Мужчина молчал, сверля ее пронзительным взглядом.
– А чего бы тебе хотелось?
– Покоя, – тихо отозвалась Дарина. – Когда чувствуешь себя в полной безопасности, как в детстве, в кровати, рядом с родителями. Как здесь, в этом доме. А тебе?
– У меня не такой большой выбор.
Она ничего не сказала, лишь поманила его рукой и вышла, свернув в коридоре в сторону гаража. Заинтригованный, Марк пошел следом.
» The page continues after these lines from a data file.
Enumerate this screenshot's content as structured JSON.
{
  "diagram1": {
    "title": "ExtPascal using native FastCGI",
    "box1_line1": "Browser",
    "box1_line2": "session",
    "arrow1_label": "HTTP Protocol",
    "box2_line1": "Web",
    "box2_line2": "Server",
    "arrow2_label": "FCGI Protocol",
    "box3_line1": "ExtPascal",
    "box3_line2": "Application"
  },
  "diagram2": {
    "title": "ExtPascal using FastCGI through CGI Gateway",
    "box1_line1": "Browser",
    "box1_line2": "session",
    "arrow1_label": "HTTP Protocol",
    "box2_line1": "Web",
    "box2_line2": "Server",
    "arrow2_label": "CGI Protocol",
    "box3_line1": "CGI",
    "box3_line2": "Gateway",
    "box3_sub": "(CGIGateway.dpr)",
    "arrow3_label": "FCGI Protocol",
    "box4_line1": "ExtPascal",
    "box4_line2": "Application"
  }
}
В гараже он почти тут же налетел на какую-то бутыль, не разлив ее только чудом. В глаза даже в полумраке комнаты бросился мольберт с накрытым белой тканью холстом. Подождав, пока он подойдет ближе, Дарина аккуратно откинула простыню и отошла на пару шагов.
С поверхности холста на них смотрел человек. Его лицо почти полностью скрывалось в тени, пыли и пепле, ясными и четкими оставались только освещенные тусклым светом фонарика глаза – сосредоточенные серо-голубые глаза, пронизывающие будто насквозь. За спиной человека была темнота и невесомые контуры каких-то конструкций, а свет фонаря выхватывал из тьмы легкие песчинки и серо-сизые хлопья.
Картина казалась такой живой, такой детальной и реалистичной, что Марк на миг остолбенел. Мыслями он мгновенно вернулся в тот день. Он никогда не думал, как выглядит в такие моменты – при спасении заложников, обрушении здания или захвате преступников. Не задумывался, каким суровым может быть, как могут гореть его глаза – облегчением и хладнокровием одновременно, даже не замечал, как напряженно сжимает челюсти, что аж желваки ходят и сводит скулы.